Conservative websites did raise these and other questions. But so many of them engaged in irresponsible rumor-mongering and conspiracy-theorizing that it called into question the entire enterprise. In October, for instance, as the McCain campaign was trying to make an issue of Obama’s friendship with Ayers, American Thinker.com published an article by one Jack Cashill speculating that Ayers might have ghostwritten Obama’s acclaimed biography, Dreams from My Father:

For simplicity sake, I will refer to the author of Dreams as “Obama.” Without question, he contributed much of the book’s raw material, especially the long-winded accounting of events and conversations, polished just well enough to pass muster. The book’s fierce, succinct and tightly coiled social analysis more closely matches the style of Fugitive Days, a much tighter book.

 

Fugitive Days was Ayers’s widely panned 2001 memoir. Other bloggers claimed Obama was a secret Muslim. They spun elaborate theories about young Barack’s school days in Indonesia, his stepfather’s native land, where he lived with his mother for a few years beginning in the late 1960s.

THEN THERE WAS THE citizenship canard.

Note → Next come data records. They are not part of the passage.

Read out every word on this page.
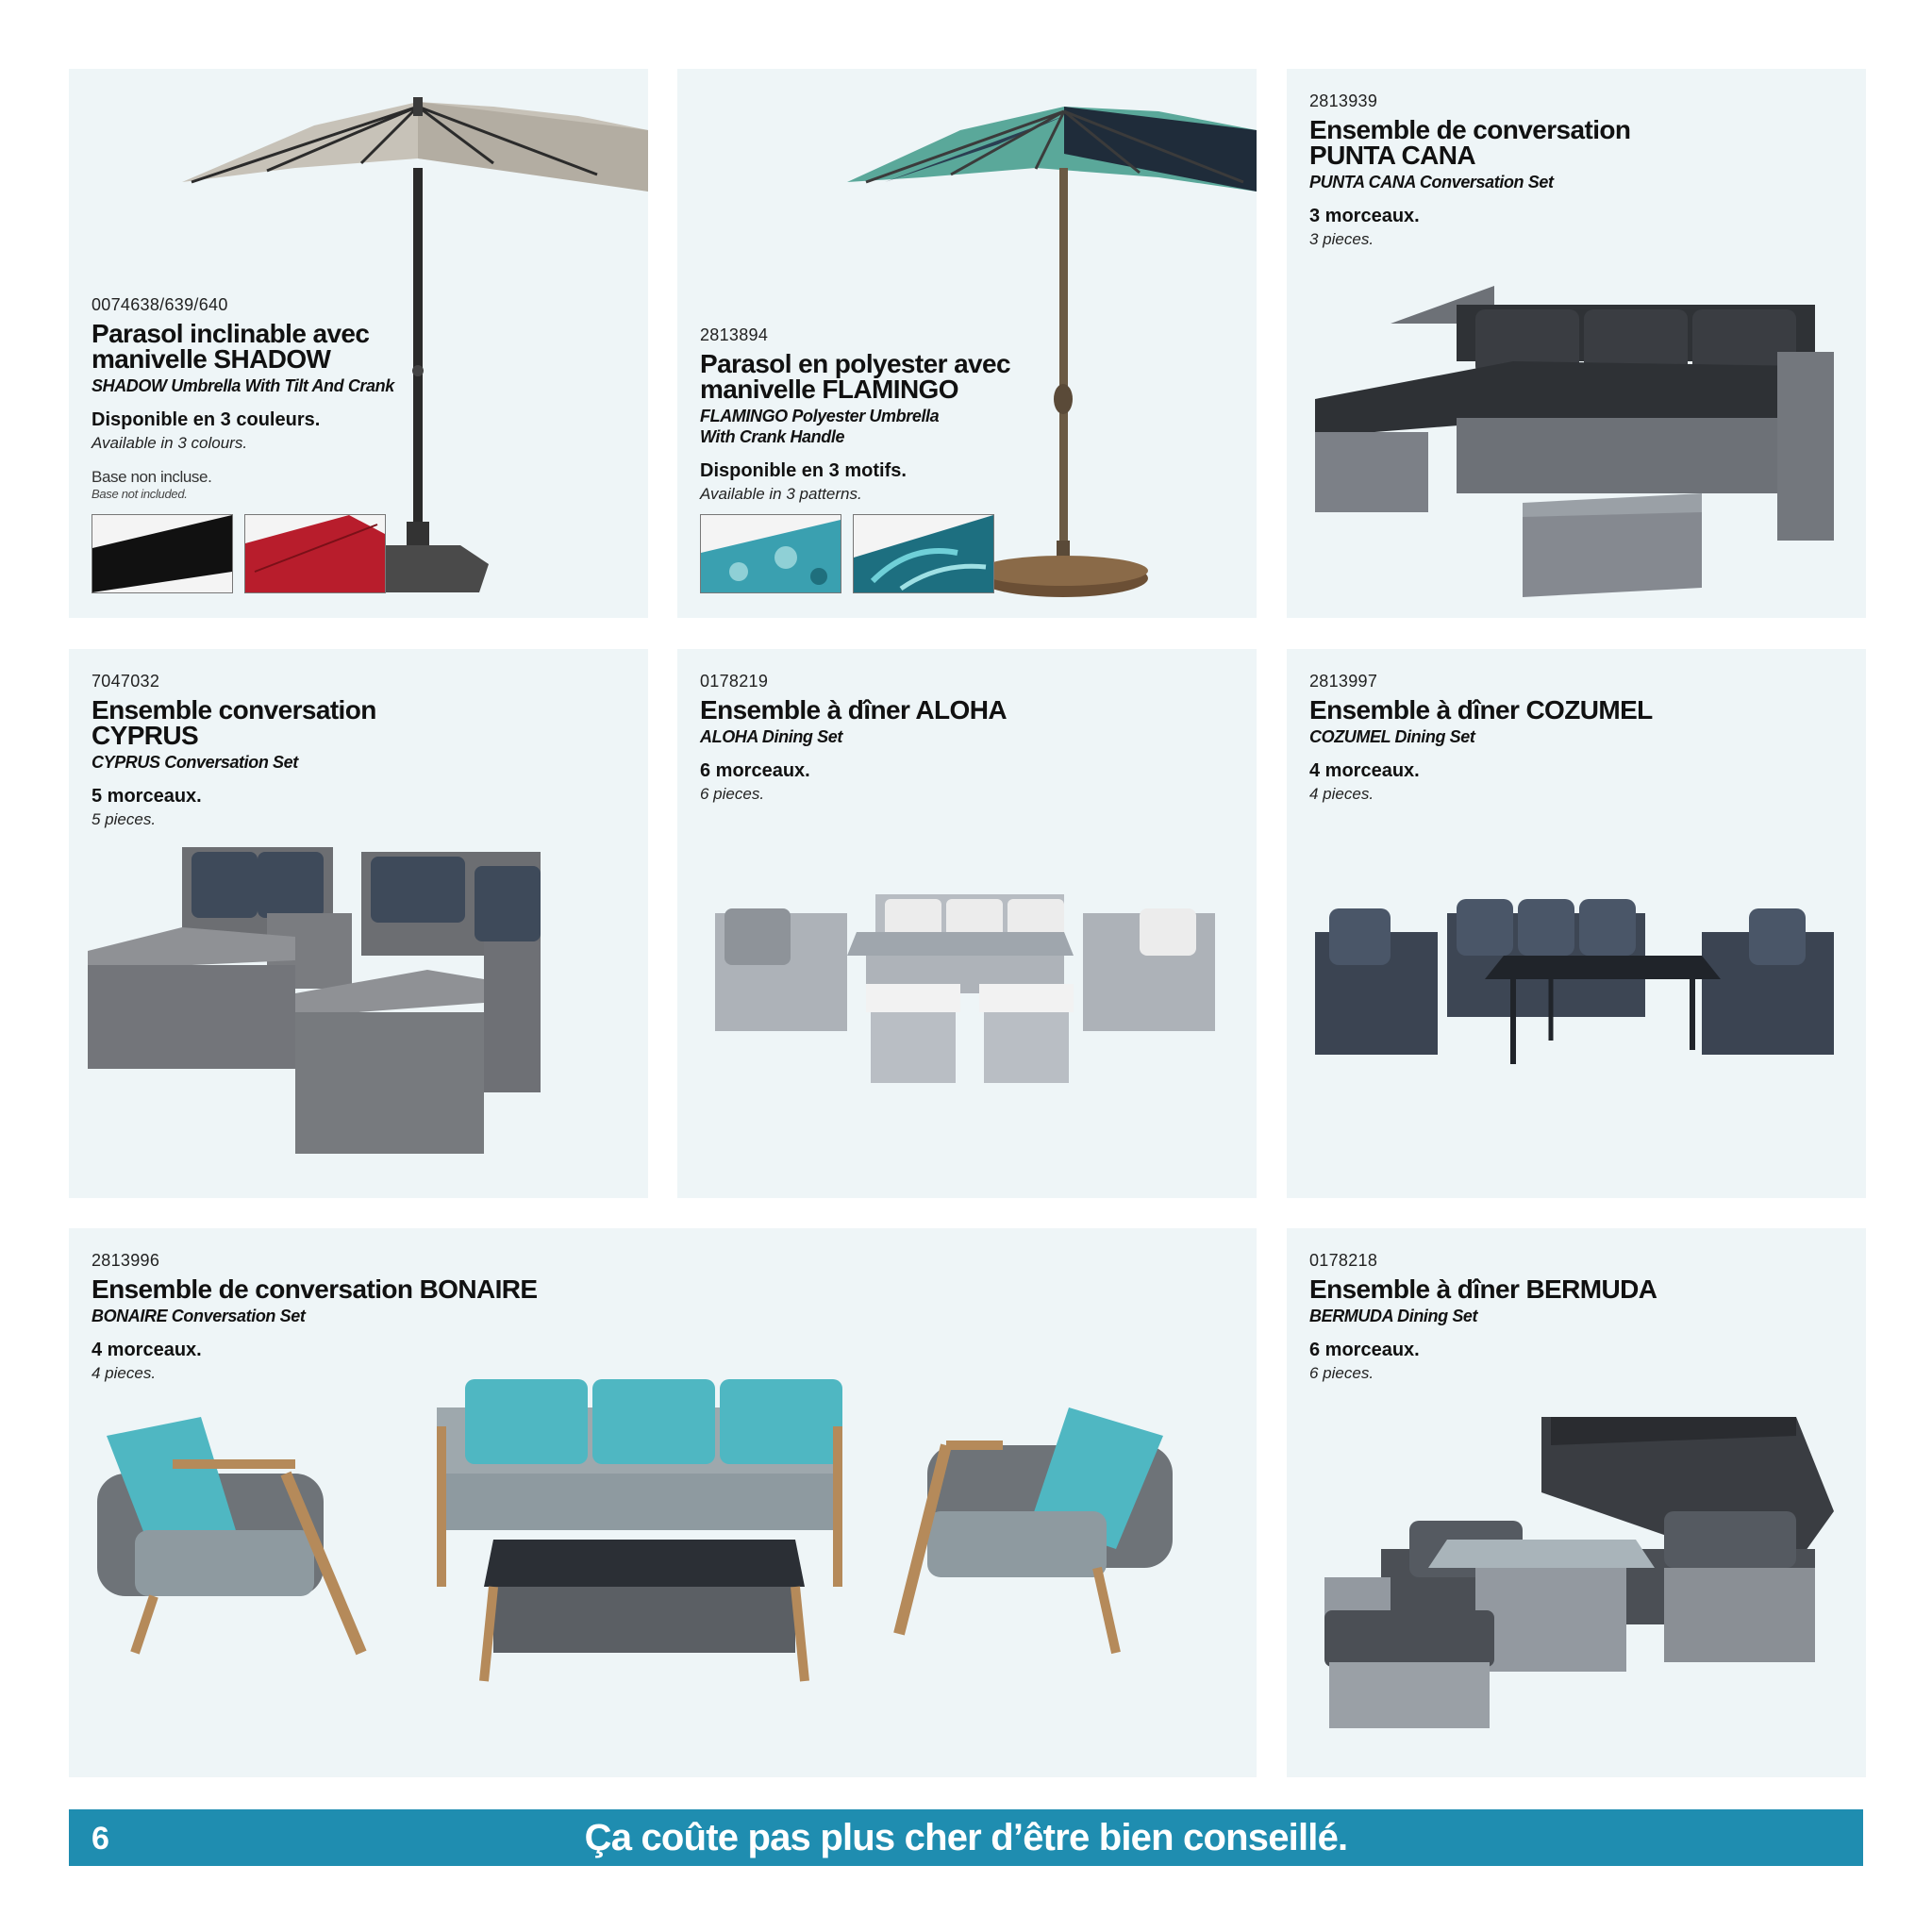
0074638/639/640
Parasol inclinable avec manivelle SHADOW
SHADOW Umbrella With Tilt And Crank
Disponible en 3 couleurs.
Available in 3 colours.
Base non incluse.
Base not included.
2813894
Parasol en polyester avec manivelle FLAMINGO
FLAMINGO Polyester Umbrella With Crank Handle
Disponible en 3 motifs.
Available in 3 patterns.
2813939
Ensemble de conversation PUNTA CANA
PUNTA CANA Conversation Set
3 morceaux.
3 pieces.
7047032
Ensemble conversation CYPRUS
CYPRUS Conversation Set
5 morceaux.
5 pieces.
0178219
Ensemble à dîner ALOHA
ALOHA Dining Set
6 morceaux.
6 pieces.
2813997
Ensemble à dîner COZUMEL
COZUMEL Dining Set
4 morceaux.
4 pieces.
2813996
Ensemble de conversation BONAIRE
BONAIRE Conversation Set
4 morceaux.
4 pieces.
0178218
Ensemble à dîner BERMUDA
BERMUDA Dining Set
6 morceaux.
6 pieces.
6	Ça coûte pas plus cher d’être bien conseillé.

Obama was born in Hawaii just under two years after statehood, so he fulfills the constitutional requirement that a president be a natural-born citizen. (Ironically, McCain, born in the Panama Canal Zone while his father was stationed there in the Navy, is natural-born only by virtue of a statute extending the definition to include his circumstances.)

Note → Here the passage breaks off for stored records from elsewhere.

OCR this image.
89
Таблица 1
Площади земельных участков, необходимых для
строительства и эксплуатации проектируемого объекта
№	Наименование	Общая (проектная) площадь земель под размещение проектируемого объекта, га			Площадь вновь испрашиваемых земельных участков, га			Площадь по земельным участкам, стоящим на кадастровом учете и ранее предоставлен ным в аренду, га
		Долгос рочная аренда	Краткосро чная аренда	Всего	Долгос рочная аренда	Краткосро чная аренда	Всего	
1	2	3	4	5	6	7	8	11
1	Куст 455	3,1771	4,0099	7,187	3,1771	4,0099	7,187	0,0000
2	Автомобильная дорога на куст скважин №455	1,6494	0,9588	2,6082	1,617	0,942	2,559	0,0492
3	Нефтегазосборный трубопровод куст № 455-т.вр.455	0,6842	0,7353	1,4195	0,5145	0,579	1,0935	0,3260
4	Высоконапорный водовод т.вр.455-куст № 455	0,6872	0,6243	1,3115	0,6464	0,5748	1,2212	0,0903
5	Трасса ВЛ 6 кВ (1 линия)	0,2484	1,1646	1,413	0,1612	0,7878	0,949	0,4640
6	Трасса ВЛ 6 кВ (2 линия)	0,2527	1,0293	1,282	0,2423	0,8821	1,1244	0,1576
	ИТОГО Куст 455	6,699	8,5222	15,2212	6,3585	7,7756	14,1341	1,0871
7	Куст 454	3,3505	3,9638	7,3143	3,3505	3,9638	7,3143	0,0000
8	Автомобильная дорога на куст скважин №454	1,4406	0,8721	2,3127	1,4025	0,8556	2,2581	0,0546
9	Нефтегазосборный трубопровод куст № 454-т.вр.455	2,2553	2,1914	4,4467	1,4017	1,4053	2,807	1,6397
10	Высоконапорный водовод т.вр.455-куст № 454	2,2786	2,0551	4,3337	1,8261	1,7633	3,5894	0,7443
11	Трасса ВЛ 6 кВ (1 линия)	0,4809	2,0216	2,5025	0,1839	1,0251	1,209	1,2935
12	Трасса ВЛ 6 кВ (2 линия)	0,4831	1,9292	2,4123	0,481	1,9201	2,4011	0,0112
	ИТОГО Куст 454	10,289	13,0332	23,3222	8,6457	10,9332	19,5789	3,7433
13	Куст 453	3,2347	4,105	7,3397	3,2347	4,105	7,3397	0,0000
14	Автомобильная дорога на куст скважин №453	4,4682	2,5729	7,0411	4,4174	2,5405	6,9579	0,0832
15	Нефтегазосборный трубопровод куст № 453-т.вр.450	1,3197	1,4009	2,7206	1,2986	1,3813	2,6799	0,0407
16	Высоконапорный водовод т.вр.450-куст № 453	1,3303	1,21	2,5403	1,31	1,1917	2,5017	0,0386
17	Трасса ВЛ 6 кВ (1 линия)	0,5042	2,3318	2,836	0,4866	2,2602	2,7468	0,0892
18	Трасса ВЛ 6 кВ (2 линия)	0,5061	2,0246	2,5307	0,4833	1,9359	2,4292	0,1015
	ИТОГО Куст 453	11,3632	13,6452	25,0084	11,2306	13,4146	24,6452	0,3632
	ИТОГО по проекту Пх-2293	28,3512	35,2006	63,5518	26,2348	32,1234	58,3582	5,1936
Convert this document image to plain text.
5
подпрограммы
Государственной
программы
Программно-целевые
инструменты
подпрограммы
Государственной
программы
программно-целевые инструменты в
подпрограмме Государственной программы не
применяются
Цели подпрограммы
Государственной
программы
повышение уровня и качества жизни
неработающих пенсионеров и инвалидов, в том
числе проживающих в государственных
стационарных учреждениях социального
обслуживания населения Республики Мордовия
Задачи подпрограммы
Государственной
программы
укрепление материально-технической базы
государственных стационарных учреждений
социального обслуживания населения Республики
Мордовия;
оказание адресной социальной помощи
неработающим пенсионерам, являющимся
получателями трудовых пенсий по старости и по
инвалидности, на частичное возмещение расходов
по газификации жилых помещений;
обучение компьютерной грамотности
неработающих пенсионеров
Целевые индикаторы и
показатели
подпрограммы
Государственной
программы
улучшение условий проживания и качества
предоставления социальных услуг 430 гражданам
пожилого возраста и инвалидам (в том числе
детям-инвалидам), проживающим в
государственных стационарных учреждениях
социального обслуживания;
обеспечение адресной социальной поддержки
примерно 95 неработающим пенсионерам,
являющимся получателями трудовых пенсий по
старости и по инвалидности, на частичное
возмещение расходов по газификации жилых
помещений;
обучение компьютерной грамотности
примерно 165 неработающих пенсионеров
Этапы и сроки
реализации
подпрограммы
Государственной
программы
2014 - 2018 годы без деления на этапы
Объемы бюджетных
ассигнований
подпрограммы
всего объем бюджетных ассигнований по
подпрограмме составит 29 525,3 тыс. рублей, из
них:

Detractors claimed that Obama’s Hawaiian birth certificate was phony and that he was actually born in Kenya. Some anti-Obama bloggers pinned their hopes on a lawsuit filed by Philip Berg, a Pennsylvania lawyer who had earlier brought legal actions alleging that President Bush and Vice President Cheney were to blame for the 9/11 attacks. A federal district court summarily dismissed Berg v. Obama for lack of standing.

On the Friday after Election Day, blogress Joan Swirsky excitedly claimed that the Supreme Court was about to act:

Justice David Souter’s Clerk informed Philip J. Berg…that his petition for an injunction to stay the November 4th election was denied, but the Clerk also required the defendants to respond to the Writ of Certiorari (which requires the concurrence of four Justices) by December 1. At that time, Mr. Obama must present to the Court an authentic birth certificate, after which Mr. Berg will respond.

If Obama fails to do that, it is sure to inspire the skepticism of the Justices, who are unaccustomed to being defied.  

This was almost entirely humbug. It was true–and wholly unsurprising–that Souter had denied Berg’s request to postpone the election. It was also true that December 1 was the deadline for responses to Berg’s petition for certiorari (i.e., his request for the high court to hear an appeal). But Obama was not required to respond, and he did not. The dismissal of Berg’s case was based on well-settled law, so there was no reason to expect the high court to agree to review it. Even if it had, the only question before the justices would have been whether the dismissal was in error. Under no circumstances would the Supreme Court have demanded evidence of fact, such as an “authentic” birth certificate.

Bob Bartley, the legendary editor of the Wall Street Journal, observed late in his life that the trouble with the web is its lack of editors. This shortcoming was glaringly on display during last year’s election. It is the reason the conservative blogosphere in 2008 turned out to be not all it was cracked up to be in 2004.